Der weiter oben zitierte Paragraf 23 Abs. 1b StVO wurde ursprünglich für Gerätschaften verfasst, die einzig den Zweck der Radarortung entsprechen. Radarwarner sind also untersagt, selbst wenn der Verkauf solcher Gerätschaften gebilligt wird.

Denken sie daran: Rechtsgeschäfte, in denen Radarfallenwarner veräussert werden, sind sittenwidrig. Dadurch entfällt etwa das Rückgaberecht des Kunden (bei Uns aber nicht), wenn die Apparatur nicht mehr läuft (siehe hierzu ein Beschluss des Bundesgerichtshofes vom 23.02.2005, AZ VIII ZR 129/04).

Die Hersteller solcher Geräte glauben, dass diese die Radarsignale von Blitzern erkennen und deshalb effizient vor ihnen Alarm schlagen können. Auch Laserjammer sind zu bekommen. Beide Geräte dürfen nicht im Vehikel mitgeführt werden und werden in der Regel unverzüglich von Beamten eingezogen.

Selbst ausgeschaltet und im Ablagefach sind solche Radarfallen Warner nicht genehmigt. Hier greift die Formulierung von § 23 Abs. 1b StVO, worauf ein solches Gerät nicht “betriebsfähig mitgeführt” werden darf. Es sind auch Geräte erhältlich, die auf Tastendruck vorübergehend komplett nutzlos gemacht werden können. Erst eine Softwareanwendung, das zu Hause ausgeführt wird, kann die Funktionalität wieder reaktivieren. Dadurch soll die Betriebsbereitschaft während dem Fahren erlöschen (wenn der Kraftfahrer etwa in eine Verkehrsüberwachungsmaßnahme kommt). Ob Amtsgerichte solche Schlupflöcher im Zweifel jedoch durchwinken, bleibt anfechtbar.

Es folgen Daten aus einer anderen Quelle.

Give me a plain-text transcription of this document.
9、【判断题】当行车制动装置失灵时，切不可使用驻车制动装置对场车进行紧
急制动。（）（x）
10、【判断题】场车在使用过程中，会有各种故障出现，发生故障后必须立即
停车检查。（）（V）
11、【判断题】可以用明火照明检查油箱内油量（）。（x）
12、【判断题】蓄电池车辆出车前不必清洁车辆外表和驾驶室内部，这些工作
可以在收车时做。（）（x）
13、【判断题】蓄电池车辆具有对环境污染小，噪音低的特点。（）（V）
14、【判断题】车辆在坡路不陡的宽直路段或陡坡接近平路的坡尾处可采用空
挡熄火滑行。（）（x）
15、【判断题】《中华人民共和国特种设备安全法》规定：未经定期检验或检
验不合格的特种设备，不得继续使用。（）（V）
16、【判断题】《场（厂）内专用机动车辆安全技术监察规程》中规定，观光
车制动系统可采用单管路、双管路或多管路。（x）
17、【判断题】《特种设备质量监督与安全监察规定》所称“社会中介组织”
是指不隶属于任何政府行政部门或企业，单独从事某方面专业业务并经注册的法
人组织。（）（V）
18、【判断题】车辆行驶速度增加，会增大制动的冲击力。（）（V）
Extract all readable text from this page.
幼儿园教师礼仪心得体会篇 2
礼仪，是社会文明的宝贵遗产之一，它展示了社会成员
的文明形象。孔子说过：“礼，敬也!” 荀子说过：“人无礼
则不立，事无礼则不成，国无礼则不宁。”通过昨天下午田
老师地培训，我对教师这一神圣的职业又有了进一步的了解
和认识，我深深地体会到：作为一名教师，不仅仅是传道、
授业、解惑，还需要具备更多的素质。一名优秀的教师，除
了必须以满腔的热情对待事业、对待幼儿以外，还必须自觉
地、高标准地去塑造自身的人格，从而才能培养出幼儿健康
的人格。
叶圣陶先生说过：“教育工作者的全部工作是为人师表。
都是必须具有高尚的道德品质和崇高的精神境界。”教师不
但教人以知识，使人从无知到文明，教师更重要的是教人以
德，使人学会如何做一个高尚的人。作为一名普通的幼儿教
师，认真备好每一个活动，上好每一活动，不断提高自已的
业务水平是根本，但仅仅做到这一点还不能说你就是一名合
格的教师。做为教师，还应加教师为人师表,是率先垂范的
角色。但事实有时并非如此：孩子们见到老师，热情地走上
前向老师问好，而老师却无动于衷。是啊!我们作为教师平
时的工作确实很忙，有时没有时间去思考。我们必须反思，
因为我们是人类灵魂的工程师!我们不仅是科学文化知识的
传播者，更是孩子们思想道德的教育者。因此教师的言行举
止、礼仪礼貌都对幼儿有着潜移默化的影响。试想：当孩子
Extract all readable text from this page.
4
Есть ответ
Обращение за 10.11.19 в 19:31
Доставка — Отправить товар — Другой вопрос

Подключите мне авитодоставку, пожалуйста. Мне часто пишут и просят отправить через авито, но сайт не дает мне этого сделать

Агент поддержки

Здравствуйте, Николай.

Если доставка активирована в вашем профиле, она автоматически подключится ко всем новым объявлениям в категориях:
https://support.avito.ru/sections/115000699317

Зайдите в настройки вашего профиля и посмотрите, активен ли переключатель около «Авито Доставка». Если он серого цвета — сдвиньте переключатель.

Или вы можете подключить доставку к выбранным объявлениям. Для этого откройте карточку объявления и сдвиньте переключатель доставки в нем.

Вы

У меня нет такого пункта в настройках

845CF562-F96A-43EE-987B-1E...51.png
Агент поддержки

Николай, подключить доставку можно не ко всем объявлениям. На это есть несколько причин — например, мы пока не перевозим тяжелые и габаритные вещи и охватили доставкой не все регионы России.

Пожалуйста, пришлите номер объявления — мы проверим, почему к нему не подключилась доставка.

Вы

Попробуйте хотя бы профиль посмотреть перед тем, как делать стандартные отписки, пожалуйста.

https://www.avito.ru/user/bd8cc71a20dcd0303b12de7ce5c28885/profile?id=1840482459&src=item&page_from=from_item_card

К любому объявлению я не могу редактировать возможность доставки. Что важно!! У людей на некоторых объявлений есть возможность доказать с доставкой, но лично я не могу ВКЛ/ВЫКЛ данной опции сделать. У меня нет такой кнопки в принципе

Welche Blitzer-Warner sind in der Bundesrepublik Deutschland gestattet?

Ein altbekannter Blitzer-Warner ist zulässig: das Hörfunk. Aber warum eigentlich?

Der selbst mitgeführte Radarwarner ist unzulässig, weil er gegenüber den Radiomeldungen über die ungefähren Aufstellungsorte von Messanlagen individualisiert ist.

Die Blitzermeldung im Radio kann durch die Zuhörerschaft nicht verändert werden und geschieht abgekoppelt von dessen Standort. Ferner werden nur ungefähre Angaben über die Stellen gemacht, an denen Geschwindigkeitsmesseinrichtungen sind. Der Fahrzeuglenker ist folglich angehalten, sich jedenfalls auf dem kompletten Fahrbahnbereich an das vorschriftsmäßige Tempolimit zu halten. Hierdurch wird die Verkehrssicherheit an Gefahrensituationen erhöht, was grundsätzlich der Sinn und Nutzen von Messanlagen ist.

Die personalisierte und tiefgehende Bekanntgabe der Lokationen von Radargeräten, Lasermessungen, Lichtschranken oder Induktionskontakten fördert wiederum  ordnungswidriges Handeln von notorischen Verkehrs-Rowdys, die dann einzig an den entsprechenden Positionen für einige Meter vom Gaspedal gehen.

Aus einem anderen Grund ist das Betätigen des Fernlichts als Radarwarner verboten, sofern sie etwa entgegenkommende Fahrer vor einer Überprüfung “alarmieren” wollen. Paragraf 16 der StVO gibt vor, dass Lichtzeichen nur gemacht werden dürfen, wenn

- Sie außerhalb der Ortschaft überholen wollen oder
- eine unmittelbare Gefährdung für Sie oder andere gegeben ist.

Da ein Blitzkasten keine “Bedrohung” ist, müssen Lichthupen-Warner mit einem Ordnungsgeld von fünf Euro rechnen, wenn ihr Benehmen angezeigt wird.